In his victory speech on election night this past May, Nicolas Sarkozy declared that under his reign, “the pride and the duty of France” will be on the side of “all those who are persecuted by tyranny and dictatorship.” Sarkozy appealed to “all those in the world who believe in the values of tolerance and democracy” to join him. Specifically, Sarkozy pledged, “France will be on the side of the locked-up nurses in Libya.” Whereas his predecessor Jacques Chirac acted out of delusions of grandeur, Sarkozy’s goal is to restore identity to a nation imbued with failure and doubt.
This week Sarkozy produced a “success,” bringing home the nurses. But aiding the persecuted should not entail paying off their persecutors. Sarkozy’s pledge became farce when Madame Sarkozy, followed by le président de la République himself, sat in Colonel Qaddafi’s tent, after which the Madame said that she and the Libyan dictator had built “a real relationship of trust.”
But it was more than “trust” that convinced the Libyan to free his hostages. Qaddafi’s blackmail went something like this: in exchange for freeing the nurses, European countries would forgive $400 million of Libya’s foreign debt and allow Libya (Libya!) to host the next UN conference on racism. The parties also agreed to deepen Franco-Libyan relations to include a possible military-industrial partnership and, not least, contracts for French oil companies. (Compare this haggle to Natan Sharansky’s defiant crossing of the Glienicke Bridge into West Berlin.)
The cost, when viewed in the proper context, is very high: others (North Korea, but especially Iran) are surely watching. Even the impression of relenting to blackmail and terrorism is self-defeating. To be sure, this is a very bizarre affair with a long and twisted history, and Qaddafi, though truly a crackpot, did surrender his weapons of mass destruction to the United States. But even a little goodwill in the face of brutality can be perilous.

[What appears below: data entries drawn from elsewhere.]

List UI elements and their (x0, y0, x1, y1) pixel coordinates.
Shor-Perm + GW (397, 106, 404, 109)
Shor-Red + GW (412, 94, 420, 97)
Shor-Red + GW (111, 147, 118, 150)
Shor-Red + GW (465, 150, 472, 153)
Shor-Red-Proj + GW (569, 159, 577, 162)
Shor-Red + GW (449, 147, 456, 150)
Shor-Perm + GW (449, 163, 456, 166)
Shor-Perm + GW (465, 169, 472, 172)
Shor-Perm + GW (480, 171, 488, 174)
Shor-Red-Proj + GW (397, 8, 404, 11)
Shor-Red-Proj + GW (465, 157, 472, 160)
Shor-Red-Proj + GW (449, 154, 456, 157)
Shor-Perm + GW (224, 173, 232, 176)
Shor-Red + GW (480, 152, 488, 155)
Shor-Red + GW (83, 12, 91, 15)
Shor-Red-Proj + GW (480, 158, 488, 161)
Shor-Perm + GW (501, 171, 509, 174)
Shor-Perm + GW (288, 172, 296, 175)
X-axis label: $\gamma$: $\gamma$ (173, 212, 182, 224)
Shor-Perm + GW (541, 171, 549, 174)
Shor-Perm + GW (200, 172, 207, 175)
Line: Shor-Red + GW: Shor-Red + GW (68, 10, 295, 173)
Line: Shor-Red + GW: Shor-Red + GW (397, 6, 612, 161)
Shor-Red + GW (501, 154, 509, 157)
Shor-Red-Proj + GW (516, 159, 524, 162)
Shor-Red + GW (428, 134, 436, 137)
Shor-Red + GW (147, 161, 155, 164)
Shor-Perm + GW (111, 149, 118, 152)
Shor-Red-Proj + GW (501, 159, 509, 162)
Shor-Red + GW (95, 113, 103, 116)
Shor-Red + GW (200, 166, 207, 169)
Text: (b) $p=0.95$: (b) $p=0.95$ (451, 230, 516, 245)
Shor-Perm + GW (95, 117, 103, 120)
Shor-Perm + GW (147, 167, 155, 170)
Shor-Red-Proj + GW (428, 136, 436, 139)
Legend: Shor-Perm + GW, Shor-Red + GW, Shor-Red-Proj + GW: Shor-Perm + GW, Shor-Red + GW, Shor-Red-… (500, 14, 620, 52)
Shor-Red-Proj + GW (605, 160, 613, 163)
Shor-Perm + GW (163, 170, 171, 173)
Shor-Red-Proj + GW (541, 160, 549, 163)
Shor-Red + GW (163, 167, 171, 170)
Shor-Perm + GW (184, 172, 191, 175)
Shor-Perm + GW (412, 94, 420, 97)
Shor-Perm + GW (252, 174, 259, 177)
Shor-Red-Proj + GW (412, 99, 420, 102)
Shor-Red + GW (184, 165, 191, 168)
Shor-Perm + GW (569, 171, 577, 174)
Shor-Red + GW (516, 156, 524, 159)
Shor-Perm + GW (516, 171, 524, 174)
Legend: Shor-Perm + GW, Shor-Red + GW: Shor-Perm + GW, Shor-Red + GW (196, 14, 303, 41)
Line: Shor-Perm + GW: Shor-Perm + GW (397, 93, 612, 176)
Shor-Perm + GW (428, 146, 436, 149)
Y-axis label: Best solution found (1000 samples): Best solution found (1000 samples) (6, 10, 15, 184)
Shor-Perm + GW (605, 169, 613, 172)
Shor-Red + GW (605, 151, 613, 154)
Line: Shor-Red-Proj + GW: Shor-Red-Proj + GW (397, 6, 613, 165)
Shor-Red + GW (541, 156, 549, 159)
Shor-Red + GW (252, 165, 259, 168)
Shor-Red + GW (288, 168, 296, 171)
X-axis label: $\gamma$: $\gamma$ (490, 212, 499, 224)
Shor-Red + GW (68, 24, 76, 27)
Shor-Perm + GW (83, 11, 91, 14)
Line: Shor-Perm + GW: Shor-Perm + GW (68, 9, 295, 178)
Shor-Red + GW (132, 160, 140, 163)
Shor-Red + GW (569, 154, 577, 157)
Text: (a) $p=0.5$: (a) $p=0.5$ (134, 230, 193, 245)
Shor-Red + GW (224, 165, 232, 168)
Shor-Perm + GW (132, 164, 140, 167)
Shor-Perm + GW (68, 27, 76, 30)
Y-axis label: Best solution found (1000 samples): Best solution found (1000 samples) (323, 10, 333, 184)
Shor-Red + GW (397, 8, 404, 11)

Sarkozy remains a mystery. He showed independence when he called Hizballah a “terrorist” organization, which of course it is, even though it is not classified as such by the European Union. And whereas Chirac blocked action on Darfur, Sarkozy is eager to stop genocide—in cooperation with the United States. Still, this week’s events suggest that Sarkozy is shirking his generation’s tasks: curbing nuclear proliferation abroad and, at home, overcoming the entrenched enarchs and ending their long collaboration with Islamism and terrorism.
Far from shaking up French foreign policy, Sarkozy’s actions this week were eerily reminiscent of Monsieur Chirac’s: Sarkozy cheered on Arab nuclear power while seeking conciliation and contracts from Arab regimes. (When asked to describe Chirac, the great British historian Paul Johnson responded: “Why are the French so notorious for shiftiness? Because there are plenty of Chiracs there.”) Yes, the world looks different from the Elysée than it did from the victory stage, but, by collaborating with tyrants and dictators, Sarkozy further degrades “the pride and the duty of France.”